Distributions#

Distribution classes and associated methods.

The classes in this module describe statistical distributions. Most of them are non-normalized having implications for quantifying the evidence term of Bayes’ rule.

All of the classes inherit from _AbstractDistribution; a base class outlining required methods and their signatures (required in- and outputs).

Note

A tutorial on implementing your own distributions can be found at Creating your own inverse problem.
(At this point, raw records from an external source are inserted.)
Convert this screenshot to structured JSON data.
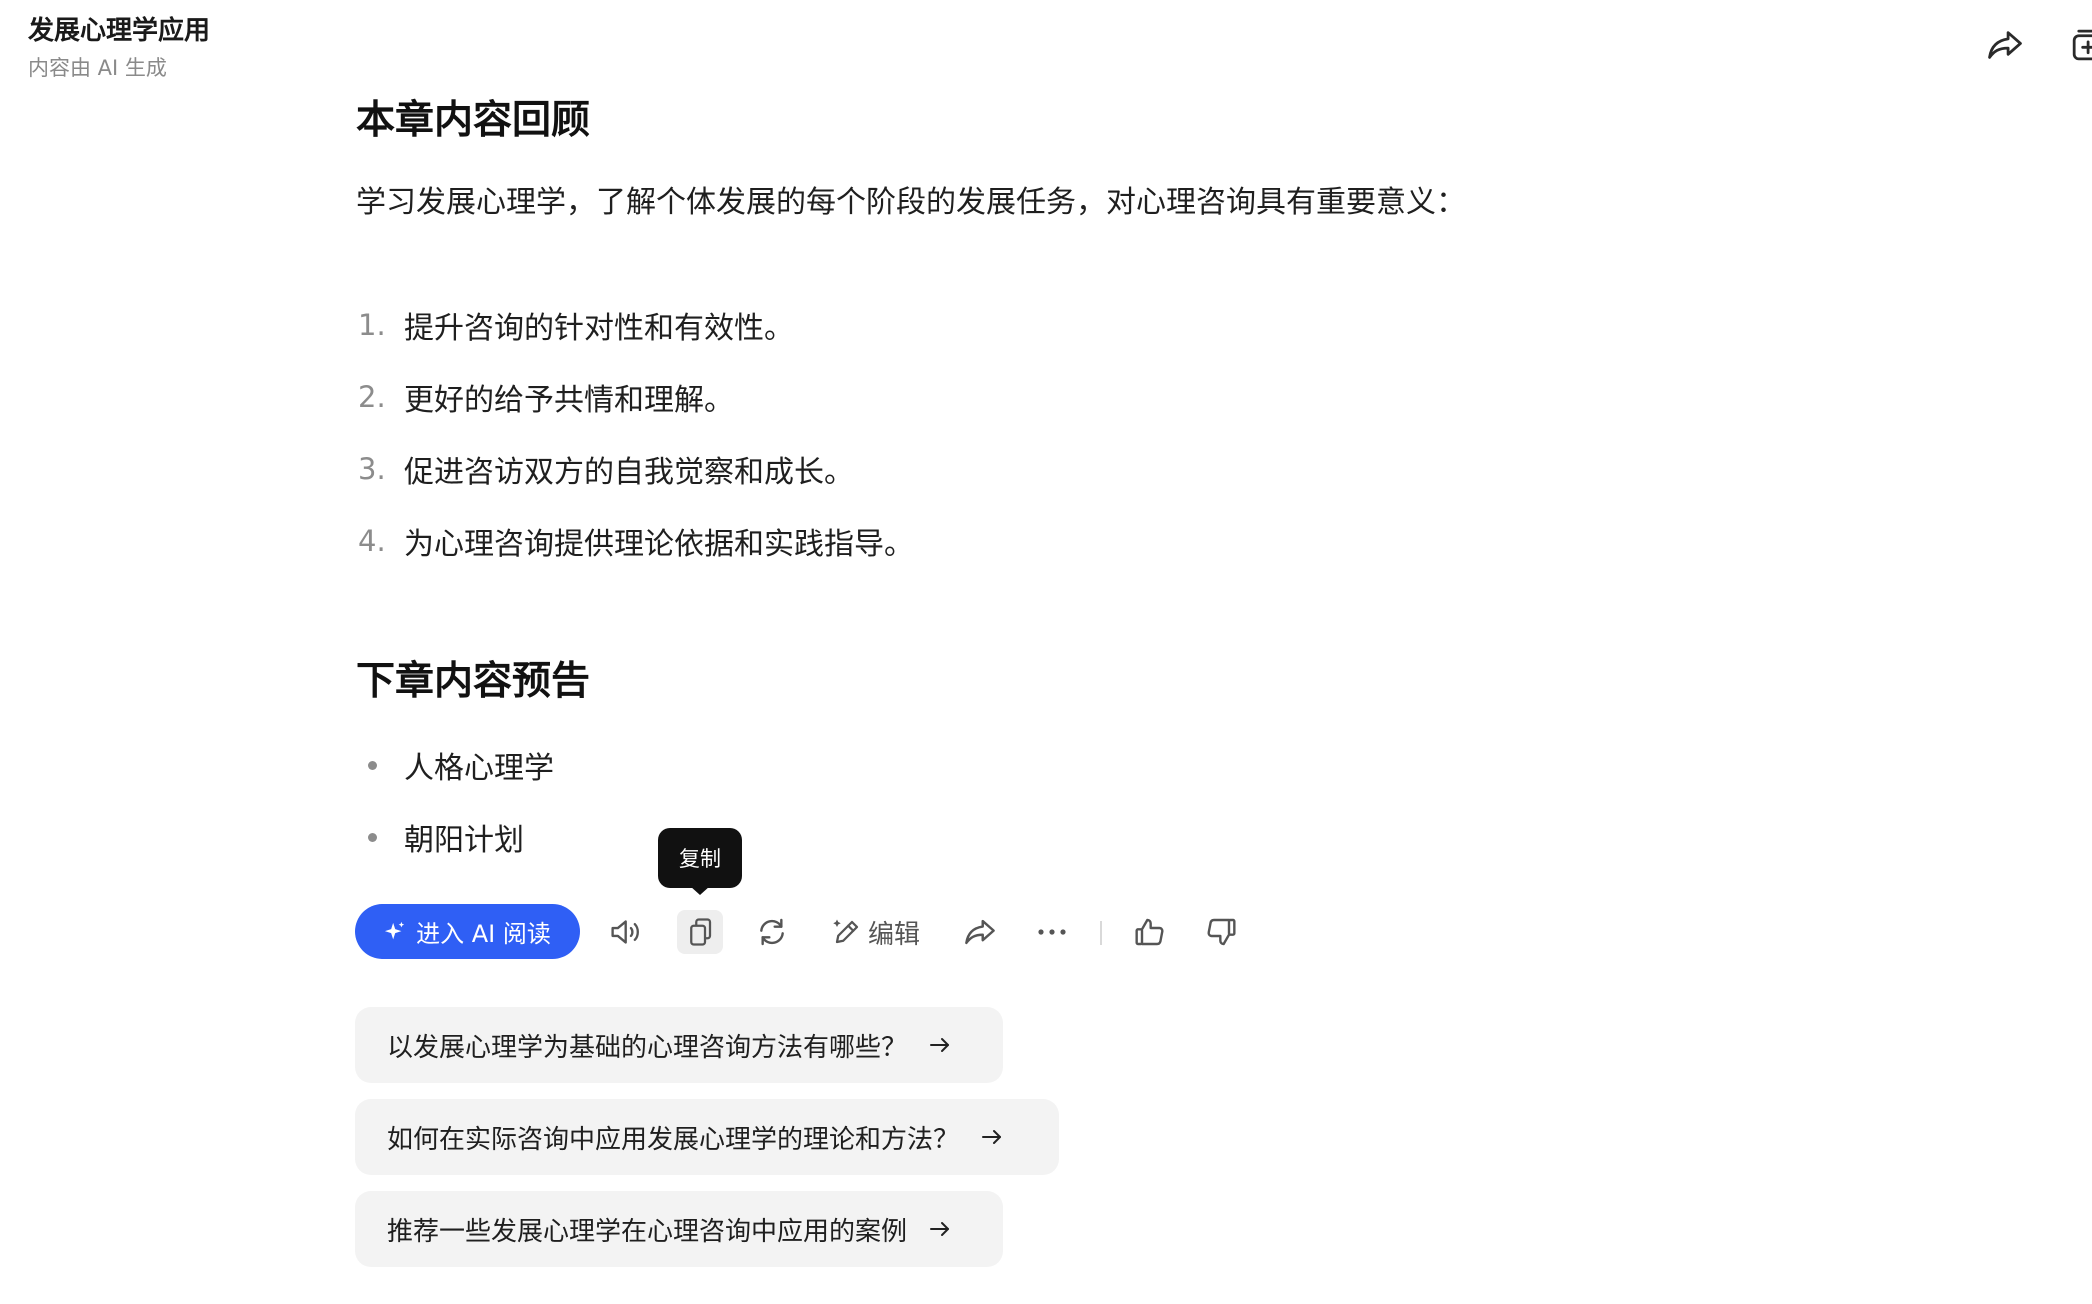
{
  "header": {
    "title": "发展心理学应用",
    "subtitle": "内容由 AI 生成"
  },
  "main": {
    "section1": {
      "heading": "本章内容回顾",
      "intro": "学习发展心理学，了解个体发展的每个阶段的发展任务，对心理咨询具有重要意义：",
      "items": [
        {
          "num": "1.",
          "text": "提升咨询的针对性和有效性。"
        },
        {
          "num": "2.",
          "text": "更好的给予共情和理解。"
        },
        {
          "num": "3.",
          "text": "促进咨访双方的自我觉察和成长。"
        },
        {
          "num": "4.",
          "text": "为心理咨询提供理论依据和实践指导。"
        }
      ]
    },
    "section2": {
      "heading": "下章内容预告",
      "items": [
        {
          "text": "人格心理学"
        },
        {
          "text": "朝阳计划"
        }
      ]
    }
  },
  "actions": {
    "ai_read_label": "进入 AI 阅读",
    "edit_label": "编辑",
    "tooltip": "复制",
    "icons": [
      "sparkle-icon",
      "speaker-icon",
      "copy-icon",
      "refresh-icon",
      "edit-icon",
      "share-icon",
      "more-icon",
      "thumbs-up-icon",
      "thumbs-down-icon"
    ]
  },
  "suggestions": [
    {
      "text": "以发展心理学为基础的心理咨询方法有哪些？"
    },
    {
      "text": "如何在实际咨询中应用发展心理学的理论和方法？"
    },
    {
      "text": "推荐一些发展心理学在心理咨询中应用的案例"
    }
  ],
  "colors": {
    "accent": "#2f5ff5",
    "tooltip_bg": "#111111",
    "suggestion_bg": "#f3f3f3"
  }
}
Available classes within Distributions:

_AbstractDistribution

Abstract base class for distributions.

StandardNormal1D

Standard normal distribution in 1 dimension.

Normal

Normal distribution in model space.

Laplace

Laplace distribution in model space.

Uniform

Uniform bounded or unbouded distribution in model space.

LinearMatrix

Likelihood model based on a linear forward model given as \(G \mathbf{m} = \mathbf{d}\) coupled with Gaussian observational errors.

CompositeDistribution

Distribution distribution combined from multiple unconditional distributions.

AdditiveDistribution

Distribution generated by summing the characteristic functions of two other distributions.

BayesRule

A class to apply (the unnormalized) Bayes' rule to two or more distributions.

Himmelblau

Himmelblau's 2-dimensional function.

SourceLocation2D

Earthquake source location in 2D using a single velocity for the subsurface.

SourceLocation3D

Earthquake source location in 3D using a single velocity for the subsurface.